Ineos Automotive has joined forces with two British military vehicle specialists to propose a Grenadier-based light military vehicle that has been designed to replace the army’s traditional Land Rover, which is being phased out after nearly 70 years’ service.

The new vehicle is called Grenadier MRLV (for Multi-Role Light Vehicle). It is closely based on Ineos’s staple 4×4 – already renowned for durability in extreme conditions – but is understood to be configurable in at least nine different variants.

In an exclusive recent viewing, Autocar was shown a crew-cab, flat-bed MRLV prototype closely related to the Quartermaster pick-up. The vehicle had retractable legs that would allow its modular bed to be detached and deployed at a specific site to provide, for example, a platform for mounting weapons or launching drones.

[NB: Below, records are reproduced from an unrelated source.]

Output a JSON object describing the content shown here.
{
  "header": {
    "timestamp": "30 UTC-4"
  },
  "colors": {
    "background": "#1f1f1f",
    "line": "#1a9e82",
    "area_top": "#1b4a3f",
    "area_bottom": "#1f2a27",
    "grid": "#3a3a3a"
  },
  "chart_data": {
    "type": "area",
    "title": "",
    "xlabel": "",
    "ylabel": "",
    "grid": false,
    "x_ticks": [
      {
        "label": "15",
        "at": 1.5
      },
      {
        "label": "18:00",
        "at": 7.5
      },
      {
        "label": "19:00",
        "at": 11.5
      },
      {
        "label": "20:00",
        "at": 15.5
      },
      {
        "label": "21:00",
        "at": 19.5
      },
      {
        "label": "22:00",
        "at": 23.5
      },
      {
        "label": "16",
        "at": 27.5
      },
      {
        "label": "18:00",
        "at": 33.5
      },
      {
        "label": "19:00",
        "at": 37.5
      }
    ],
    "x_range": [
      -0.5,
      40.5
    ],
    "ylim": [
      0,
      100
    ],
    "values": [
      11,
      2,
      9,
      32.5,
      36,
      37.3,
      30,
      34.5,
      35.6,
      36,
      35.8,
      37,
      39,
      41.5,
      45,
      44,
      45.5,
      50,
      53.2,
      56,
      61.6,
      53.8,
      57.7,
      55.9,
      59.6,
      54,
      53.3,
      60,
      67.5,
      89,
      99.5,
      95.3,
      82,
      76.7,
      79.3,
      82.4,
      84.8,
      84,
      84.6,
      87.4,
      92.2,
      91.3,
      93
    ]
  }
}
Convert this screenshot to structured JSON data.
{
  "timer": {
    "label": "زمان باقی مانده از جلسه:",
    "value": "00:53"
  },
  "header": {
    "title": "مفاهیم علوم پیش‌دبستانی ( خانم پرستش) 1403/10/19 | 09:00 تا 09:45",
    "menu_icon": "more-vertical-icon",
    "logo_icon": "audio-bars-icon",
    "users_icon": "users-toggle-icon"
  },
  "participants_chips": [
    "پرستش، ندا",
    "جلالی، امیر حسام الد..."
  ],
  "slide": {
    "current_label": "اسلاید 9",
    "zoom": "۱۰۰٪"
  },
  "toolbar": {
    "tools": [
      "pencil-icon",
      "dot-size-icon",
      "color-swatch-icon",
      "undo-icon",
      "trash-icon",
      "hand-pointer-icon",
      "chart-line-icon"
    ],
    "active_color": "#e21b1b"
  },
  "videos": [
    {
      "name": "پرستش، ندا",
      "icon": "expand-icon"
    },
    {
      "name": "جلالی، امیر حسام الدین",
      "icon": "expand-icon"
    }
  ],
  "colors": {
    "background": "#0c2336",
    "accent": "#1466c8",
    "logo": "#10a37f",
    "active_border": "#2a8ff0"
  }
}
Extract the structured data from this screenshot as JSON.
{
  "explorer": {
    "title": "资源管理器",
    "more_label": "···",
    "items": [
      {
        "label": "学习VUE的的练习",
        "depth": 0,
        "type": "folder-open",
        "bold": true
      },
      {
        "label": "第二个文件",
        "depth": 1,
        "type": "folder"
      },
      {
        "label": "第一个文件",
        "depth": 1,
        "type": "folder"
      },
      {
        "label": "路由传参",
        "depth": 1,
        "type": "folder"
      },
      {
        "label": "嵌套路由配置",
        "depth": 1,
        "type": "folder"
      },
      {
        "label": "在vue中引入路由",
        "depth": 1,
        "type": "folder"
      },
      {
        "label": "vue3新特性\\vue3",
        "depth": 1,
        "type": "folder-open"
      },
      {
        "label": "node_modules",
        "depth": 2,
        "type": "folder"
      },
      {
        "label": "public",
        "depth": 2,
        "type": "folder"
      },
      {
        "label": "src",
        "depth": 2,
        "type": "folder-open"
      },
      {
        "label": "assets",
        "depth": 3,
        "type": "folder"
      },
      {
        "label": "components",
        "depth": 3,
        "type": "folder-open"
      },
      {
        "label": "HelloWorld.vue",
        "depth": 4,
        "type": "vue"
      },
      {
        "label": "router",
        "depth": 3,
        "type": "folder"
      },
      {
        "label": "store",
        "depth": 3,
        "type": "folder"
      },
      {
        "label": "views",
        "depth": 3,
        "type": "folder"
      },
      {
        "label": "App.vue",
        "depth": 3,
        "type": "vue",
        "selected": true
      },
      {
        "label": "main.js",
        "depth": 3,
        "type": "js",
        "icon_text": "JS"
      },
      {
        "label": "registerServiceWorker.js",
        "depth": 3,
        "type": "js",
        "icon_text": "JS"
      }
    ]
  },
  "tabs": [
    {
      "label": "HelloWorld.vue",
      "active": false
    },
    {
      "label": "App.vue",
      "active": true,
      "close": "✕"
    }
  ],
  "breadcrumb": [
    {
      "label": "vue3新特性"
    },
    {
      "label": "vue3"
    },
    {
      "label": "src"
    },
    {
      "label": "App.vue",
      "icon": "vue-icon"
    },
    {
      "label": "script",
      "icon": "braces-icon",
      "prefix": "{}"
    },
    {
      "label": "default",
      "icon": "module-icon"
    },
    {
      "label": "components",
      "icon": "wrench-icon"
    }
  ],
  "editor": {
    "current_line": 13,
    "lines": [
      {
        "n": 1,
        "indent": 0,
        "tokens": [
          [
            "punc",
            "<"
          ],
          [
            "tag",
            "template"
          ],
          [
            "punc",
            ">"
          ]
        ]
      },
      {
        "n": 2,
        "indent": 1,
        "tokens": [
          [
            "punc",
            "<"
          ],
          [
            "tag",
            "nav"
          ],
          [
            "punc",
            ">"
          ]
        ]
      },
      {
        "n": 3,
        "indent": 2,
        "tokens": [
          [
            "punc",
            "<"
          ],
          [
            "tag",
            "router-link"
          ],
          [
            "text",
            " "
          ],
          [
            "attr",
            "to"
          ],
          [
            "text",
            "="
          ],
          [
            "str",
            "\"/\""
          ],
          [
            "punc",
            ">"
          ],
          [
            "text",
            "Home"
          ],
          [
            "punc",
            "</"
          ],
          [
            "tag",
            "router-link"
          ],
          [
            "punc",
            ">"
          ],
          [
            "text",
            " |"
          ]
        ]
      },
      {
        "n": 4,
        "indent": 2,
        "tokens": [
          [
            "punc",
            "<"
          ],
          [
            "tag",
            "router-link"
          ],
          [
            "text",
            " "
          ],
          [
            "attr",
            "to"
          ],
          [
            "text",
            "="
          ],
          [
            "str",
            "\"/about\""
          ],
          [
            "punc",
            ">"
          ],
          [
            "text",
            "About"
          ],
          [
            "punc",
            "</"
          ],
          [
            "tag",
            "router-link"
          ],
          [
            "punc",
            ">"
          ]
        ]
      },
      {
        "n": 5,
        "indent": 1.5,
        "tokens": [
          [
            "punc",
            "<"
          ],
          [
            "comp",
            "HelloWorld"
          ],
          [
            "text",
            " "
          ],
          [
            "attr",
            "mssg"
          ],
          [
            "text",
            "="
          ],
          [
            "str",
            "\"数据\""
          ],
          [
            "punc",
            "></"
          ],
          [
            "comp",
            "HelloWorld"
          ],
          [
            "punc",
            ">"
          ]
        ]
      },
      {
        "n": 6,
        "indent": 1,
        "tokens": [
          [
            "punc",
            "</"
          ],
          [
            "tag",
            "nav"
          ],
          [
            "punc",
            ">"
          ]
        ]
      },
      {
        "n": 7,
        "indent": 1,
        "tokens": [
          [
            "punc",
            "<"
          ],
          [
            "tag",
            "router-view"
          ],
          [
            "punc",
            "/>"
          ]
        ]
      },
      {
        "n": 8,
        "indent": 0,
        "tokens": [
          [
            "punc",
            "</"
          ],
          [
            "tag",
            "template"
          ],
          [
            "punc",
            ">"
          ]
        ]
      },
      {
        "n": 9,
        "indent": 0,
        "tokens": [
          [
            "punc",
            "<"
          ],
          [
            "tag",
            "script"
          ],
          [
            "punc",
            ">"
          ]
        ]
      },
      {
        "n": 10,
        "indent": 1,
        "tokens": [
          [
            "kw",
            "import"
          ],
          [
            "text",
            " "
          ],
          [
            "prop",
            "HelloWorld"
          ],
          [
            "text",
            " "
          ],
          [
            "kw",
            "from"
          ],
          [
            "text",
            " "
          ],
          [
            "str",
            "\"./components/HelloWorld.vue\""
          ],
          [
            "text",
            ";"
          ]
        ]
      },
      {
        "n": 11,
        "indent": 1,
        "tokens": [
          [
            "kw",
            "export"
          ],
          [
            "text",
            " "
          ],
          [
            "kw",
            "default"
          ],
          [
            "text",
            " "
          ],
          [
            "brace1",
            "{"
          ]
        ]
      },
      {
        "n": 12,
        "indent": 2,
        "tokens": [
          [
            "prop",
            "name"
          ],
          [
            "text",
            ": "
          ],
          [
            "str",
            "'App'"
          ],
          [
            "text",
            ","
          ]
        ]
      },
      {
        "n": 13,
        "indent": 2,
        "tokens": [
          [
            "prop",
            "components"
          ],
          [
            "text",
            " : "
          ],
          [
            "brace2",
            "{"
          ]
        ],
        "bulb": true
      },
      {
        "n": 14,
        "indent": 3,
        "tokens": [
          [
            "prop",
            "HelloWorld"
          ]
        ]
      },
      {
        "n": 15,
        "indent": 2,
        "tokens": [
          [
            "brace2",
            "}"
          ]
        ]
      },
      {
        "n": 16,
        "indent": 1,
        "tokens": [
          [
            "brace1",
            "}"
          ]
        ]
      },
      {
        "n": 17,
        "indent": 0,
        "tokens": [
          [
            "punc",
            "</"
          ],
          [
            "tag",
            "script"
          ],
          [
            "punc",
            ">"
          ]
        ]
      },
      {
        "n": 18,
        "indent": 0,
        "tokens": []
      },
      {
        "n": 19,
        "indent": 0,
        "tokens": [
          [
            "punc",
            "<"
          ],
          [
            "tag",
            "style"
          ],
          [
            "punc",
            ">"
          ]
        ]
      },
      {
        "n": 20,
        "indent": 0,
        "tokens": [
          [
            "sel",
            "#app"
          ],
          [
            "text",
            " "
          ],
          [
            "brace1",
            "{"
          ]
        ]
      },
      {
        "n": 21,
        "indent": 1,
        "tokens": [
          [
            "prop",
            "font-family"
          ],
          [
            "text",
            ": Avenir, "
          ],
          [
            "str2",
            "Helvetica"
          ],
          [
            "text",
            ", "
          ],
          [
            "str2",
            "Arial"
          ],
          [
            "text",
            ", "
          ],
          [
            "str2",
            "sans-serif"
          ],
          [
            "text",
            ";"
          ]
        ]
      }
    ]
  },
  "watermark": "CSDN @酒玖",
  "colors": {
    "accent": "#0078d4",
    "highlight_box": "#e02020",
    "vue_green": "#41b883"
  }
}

The MRLV project’s partners believe the Grenadier’s combination of an easily extendable ladder chassis plus heavy-duty wheels and live axles at both ends, together with height-adjustable air suspension and a modern BMW diesel engine and transmission, give it the high-level capability and flexibility a military vehicle needs.

Ineos Grenadier MRLV

UK-based military engineering specialist SMT Defence, which already creates mission-critical vehicles for elite and specialist military use, has joined the collaboration to design and deliver the vehicles. The other partner is NMS UK, which is currently involved in UK-based military vehicle production of many types and will deliver the vehicles “at scale”.

The partners stress that Ineos’s UK ownership and the two specialist firms’ onshore location create “a UK-anchored industrial collaboration”.

Mike Whittington, Ineos Automotive’s chief commercial officer, said: “A defining advantage of the collaboration is its British ownership, onshore assembly and local supply chain. This delivers the strategic benefits of operational independence and resilience.”

The Ministry of Defence (MoD) has traditionally maintained a fleet of about 7800 Land Rovers and Austrian-built Pinzgauer light trucks across the three services but announced recently that “a technologically advanced successor” will start replacing them by 2030. The MoD plans an initial fleet of around 3000 ‘soft-skin’ vehicles for reconnaissance, patrol and logistics. Armoured versions are likely to come later.

A UK military deal and the potential resulting export demand could bring a big benefit to Ineos Automotive, which currently builds its production cars at Hambach in eastern France. Although production has risen strongly this year, CEO Lynn Calder says production has still not reached the plant’s 30,000-unit annual capacity.